HuggingFace : BERT Fine-tuning

In this notebook, we will fine-tune a pre-trained model to predict the sentiment of the tweets : Fine-tune with TensorFlow.

We will compare this pre-trained local model to the baseline model from 1_baseline.ipynb.

In order to use GPU for training, we used Kaggle environment.

Load project modules and data

We will use basic python packages, and the HuggingFace package to predict text sentiment.

Text preprocessing

The text is transformed to tensors with AutoTokenizer.

Model fine-tuning

We are going to fit the TFAutoModelForSequenceClassification in order to adapt it to our dataset.

Results and evaluation

We tried to fine-tune two different models, and we will compare the results : the standard BERT model, and the more adapted to english tweets BERTweet model.

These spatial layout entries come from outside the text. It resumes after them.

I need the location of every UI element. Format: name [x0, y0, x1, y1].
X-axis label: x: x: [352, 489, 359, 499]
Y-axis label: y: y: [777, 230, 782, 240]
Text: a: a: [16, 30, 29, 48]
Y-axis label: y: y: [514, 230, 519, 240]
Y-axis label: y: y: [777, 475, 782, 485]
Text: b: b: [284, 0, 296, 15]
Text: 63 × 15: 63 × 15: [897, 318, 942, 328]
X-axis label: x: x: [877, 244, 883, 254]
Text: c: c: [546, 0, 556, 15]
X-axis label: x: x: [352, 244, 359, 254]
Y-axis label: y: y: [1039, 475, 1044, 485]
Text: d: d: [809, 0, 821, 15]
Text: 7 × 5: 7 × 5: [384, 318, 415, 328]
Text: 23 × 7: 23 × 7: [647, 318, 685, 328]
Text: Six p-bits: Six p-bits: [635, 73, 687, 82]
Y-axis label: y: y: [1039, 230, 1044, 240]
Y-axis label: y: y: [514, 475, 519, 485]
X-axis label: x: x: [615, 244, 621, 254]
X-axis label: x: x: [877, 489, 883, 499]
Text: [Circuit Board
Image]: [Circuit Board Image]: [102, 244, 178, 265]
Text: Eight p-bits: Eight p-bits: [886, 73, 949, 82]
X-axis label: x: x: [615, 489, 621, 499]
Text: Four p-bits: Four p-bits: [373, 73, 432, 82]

Vanilla BERT model : bert-base-uncased

The model has been trained for ~6.5h on 1M on Kaggle with GPU accelerator : oc-p7_bert_fine-tuning - Version 8 - 8-BERT-1M.

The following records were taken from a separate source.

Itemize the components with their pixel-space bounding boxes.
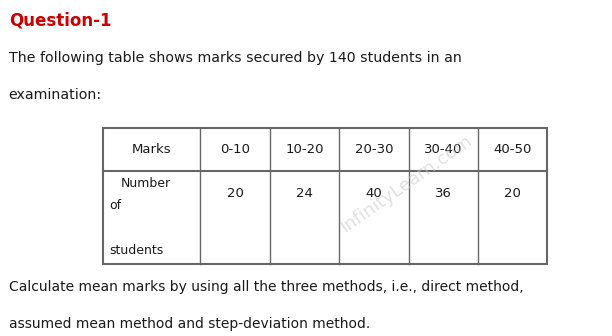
- Text: 0-10: 0-10: [220, 143, 250, 156]
- Text: InfinityLearn.com: InfinityLearn.com: [337, 132, 476, 236]
- Text: assumed mean method and step-deviation method.: assumed mean method and step-deviation m…: [9, 317, 370, 331]
- Text: 40-50: 40-50: [493, 143, 532, 156]
- Text: 24: 24: [296, 187, 313, 200]
- Text: students: students: [110, 244, 163, 257]
- Bar: [103, 128, 547, 264]
- Text: 10-20: 10-20: [285, 143, 324, 156]
- Text: 20-30: 20-30: [354, 143, 393, 156]
- Text: Number: Number: [121, 177, 171, 191]
- Text: 20: 20: [504, 187, 521, 200]
- Text: 40: 40: [365, 187, 382, 200]
- Text: 30-40: 30-40: [424, 143, 463, 156]
- Text: Marks: Marks: [132, 143, 171, 156]
- Text: The following table shows marks secured by 140 students in an: The following table shows marks secured …: [9, 51, 461, 65]
- Text: of: of: [110, 199, 122, 212]
- Text: examination:: examination:: [9, 88, 102, 102]
- Text: 20: 20: [226, 187, 244, 200]
- Text: 36: 36: [435, 187, 452, 200]
- Text: Calculate mean marks by using all the three methods, i.e., direct method,: Calculate mean marks by using all the th…: [9, 281, 523, 294]
- Text: Question-1: Question-1: [9, 11, 111, 29]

The model has more than 109M parameters, so the 1M tweets are probably not enough to train the model correctly.

The performances on the test dataset are slightly better than the baseline model, but not as good as other models :

But this model is really very biased towards the POSITIVE class : it predicted 9.1 times (baseline = 35% , -89%) more POSITIVE (181954) messages than NEGATIVE (18046).

English tweets adapted model : vinai/bertweet-base

The model has been trained for ~11h on 1M on Kaggle with GPU accelerator : oc-p7_bert_fine-tuning - Version 10 - 10-BERTweet-1M.

The model has more than 134M parameters, so the 1M tweets are probably not enough to train the model correctly.

This run failed in the end because it reached Kaggle's maximum execution time, but the results are still available in the logs :

log
Confusion Matrix :
[[79351 20649]
[10016 89984]]

ROC AUC score : 0.915
Average Precision score : 0.901

Text : "@Retrievergirl Clapton's is certainly one of the worlds greatest guitarists , and for me closely followed by Brian May"
True sentiment : 1
Predicted sentiment : 0.542

The performances on the test dataset are much better than the baseline model :

But this model is still quite biased towards the POSITIVE class : it predicted 23% (baseline = 35% , -35%) more POSITIVE (110633) messages than NEGATIVE (89367).